Lot’s separation from Avraham is more than just geographical, and is prompted by more than merely financial considerations. According to the Midrash, the background to this parting is a moral difference of opinion. It involves negligence on the part of Lot, or his shepherds, in matters of respecting other people’s property. In proposing that they split up, Avraham expresses his dissatisfaction with the moral injustice that is taking place and his inability to live together with Lot because of his behavior.
The Torah wants to emphasize, by joining the first part of the verse – “After Lot had separated from him” – with the second part – the promise of the land, that the Divine gift of the land and the possibility of living in it is dependent upon the moral standard of Am Yisrael. If the nation does not take care to maintain an appropriate moral standard, the land will react by expelling them into exile.
We may say, then, that in addition to those actions that are generally regarded as “Zionist” endeavors – aliya and settling the land – we must add a Zionist command that is not less important, and which represents the basis for the existence of all other aspects: Be moral!

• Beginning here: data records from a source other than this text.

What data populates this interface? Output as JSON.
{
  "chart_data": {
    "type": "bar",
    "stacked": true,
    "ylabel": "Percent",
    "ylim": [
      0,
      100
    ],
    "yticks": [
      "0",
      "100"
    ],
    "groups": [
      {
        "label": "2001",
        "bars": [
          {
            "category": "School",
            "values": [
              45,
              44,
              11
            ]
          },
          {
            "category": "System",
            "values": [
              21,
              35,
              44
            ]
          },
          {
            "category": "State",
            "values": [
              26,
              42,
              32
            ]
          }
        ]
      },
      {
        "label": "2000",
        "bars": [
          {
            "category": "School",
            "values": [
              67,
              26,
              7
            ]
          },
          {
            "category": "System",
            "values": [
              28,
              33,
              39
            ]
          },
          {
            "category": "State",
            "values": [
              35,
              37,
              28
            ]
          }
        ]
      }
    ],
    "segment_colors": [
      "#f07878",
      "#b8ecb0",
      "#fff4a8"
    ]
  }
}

Hence the Zionist act does not end with the new immigrant stepping off the airplane, treading upon the ground of Eretz Yisrael, and settling permanently somewhere in the country. On the contrary – having done all of this, his Zionist endeavor is only just beginning! Every Jew living in the land of Israel must take care to behave in a moral way and to work on himself and on his environment from a moral point of view, thereby ensuring that the Jewish nation will be able to dwell in its land and work to complete the Zionist vision.